Bobby, I’ve underestimated you.
This changes the narrative of this story a bit. I think it is fair to say that Nadella did not do his due diligence (his job) because he trusted Bobby. A huge lapse of judgement. The Wall Street Journal published an investigative report about sexual harassment allegations against and around Bobby in 2021. Bobby should have been radioactive, even to lay people who didn’t know anything about him. That story broke on November 16th 2021. The “hostile” take over of ABK was announced on January 18th, 2022. That wasn’t a hostile takeover. That was about as incestuous as it gets. Bobby only had 2 months to convince Nadella to buy him out so that he could golden parachute away from accountability. Bobby is a smooth operator, Nadella didn’t have a chance. But he should have chosen his friends and nepotism much better from the start.
So here we are. Sure Amy Hood is making decisions she’s not qualified to make regarding XBox, at least not without expert advice. It’s clear Microsoft is getting all sorts of advice from people who have self interest, not experts. That’s nepotism. Hood likely is under orders from Nadella so that’s her partial excuse.
The end result is XBox is toast, though I already predicted that back in July in my The Force Wars Have Begun series. There I explained explicitly that we aren’t observing “layoffs” in the traditional sense. We are observing divestiture.
Thus now it’s clear (at least to me) that Microsoft is holding the bag at the end of the Paradigm shift, and why. This situation is even more odd because Microsoft is attempting to be the vanguard into the AI space, which is a new Paradigm. New Paradigms are high risk, high reward. I’m generally an advocate for pursuit of new Paradigms, especially if they are science based. Here it is, except that seemingly all the science regarding externalized risks to society is being ignored. This was made painfully clear when Microsoft fired their entire AI ethics and society team in early 2023, before the ABK deal had even been finalized.
So now we have cognitive dissonance on a planetary scale:
Microsoft spends almost 80 billion dollars on ABK. Then decides that their gaming sector is a total loss and begins divestiture. According to Bellular, Nadella was actually considering divestiture in 2021, right before he got Bobbied.
Microsoft is going “all in” on AI, even to the extent of removing ethics and danger to society entirely as decision affecting factors. They are even funding nuclear fusion development in an attempt to make the math add up if they can make simultaneous (unbelievably expensive) breakthroughs.
Now I would imagine Nadella is in a tough situation here. How does he explain throwing away $80B on something he is then going to shut down, at a time when he is so desperate to “win” the AI race that he’s willing to throw the entire species under the bus if that’s the cost?

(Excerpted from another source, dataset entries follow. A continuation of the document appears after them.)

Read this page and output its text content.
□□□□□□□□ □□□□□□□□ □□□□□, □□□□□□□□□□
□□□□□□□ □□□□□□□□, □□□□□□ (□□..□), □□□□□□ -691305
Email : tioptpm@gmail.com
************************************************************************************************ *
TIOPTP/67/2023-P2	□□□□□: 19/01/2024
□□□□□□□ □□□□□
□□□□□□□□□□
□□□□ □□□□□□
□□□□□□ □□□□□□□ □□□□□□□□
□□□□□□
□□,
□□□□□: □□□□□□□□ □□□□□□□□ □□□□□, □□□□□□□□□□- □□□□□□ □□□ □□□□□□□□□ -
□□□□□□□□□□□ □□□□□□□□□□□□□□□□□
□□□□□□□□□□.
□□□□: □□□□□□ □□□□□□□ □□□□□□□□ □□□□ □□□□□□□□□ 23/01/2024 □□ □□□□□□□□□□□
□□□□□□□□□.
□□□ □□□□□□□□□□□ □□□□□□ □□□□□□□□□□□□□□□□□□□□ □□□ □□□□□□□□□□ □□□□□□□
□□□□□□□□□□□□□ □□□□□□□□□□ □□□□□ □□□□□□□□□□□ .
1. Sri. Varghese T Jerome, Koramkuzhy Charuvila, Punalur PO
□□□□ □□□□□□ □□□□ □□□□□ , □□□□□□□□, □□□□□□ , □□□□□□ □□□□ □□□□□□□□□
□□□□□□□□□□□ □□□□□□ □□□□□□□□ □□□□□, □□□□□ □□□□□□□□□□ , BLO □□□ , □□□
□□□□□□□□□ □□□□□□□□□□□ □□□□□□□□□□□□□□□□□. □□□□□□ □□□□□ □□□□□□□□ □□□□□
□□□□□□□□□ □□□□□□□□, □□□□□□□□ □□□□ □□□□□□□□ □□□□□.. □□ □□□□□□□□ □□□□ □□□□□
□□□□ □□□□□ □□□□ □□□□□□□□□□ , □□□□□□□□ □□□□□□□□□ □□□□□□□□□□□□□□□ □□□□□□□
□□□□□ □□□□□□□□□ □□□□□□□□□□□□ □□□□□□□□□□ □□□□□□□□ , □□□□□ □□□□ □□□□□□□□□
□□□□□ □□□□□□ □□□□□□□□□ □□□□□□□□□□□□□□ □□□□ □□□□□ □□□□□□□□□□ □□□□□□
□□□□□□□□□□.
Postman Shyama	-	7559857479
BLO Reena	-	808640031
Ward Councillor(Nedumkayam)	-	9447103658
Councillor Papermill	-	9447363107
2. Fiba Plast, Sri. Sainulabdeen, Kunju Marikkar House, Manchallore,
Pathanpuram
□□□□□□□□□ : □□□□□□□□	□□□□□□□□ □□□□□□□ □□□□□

I think Satya and Bobby are very close friends. And friends take care of friends. Right Jeffrey?
He’s put me in a very difficult situation. I feel objectively obligated to help them with this problem if they ask me. But I’m not trusting MS, the whole situation seems unsafe. Of course, at this point that’s an extremely remote possibility, unless Nadella gets replaced by AI. Then it becomes a very good possibility, as I explain here. And here. My last paper on Self Interest and AI perfectly explains why AI would be an upgrade versus Nadella. In my fantasy Utopia world, an AI CEO of MS would even rehire the AI ethicists.
Yes, I’m a game developer. I do live with one foot in reality and one foot in fantasy.


A rollercoaster ride, as usual. Thanks!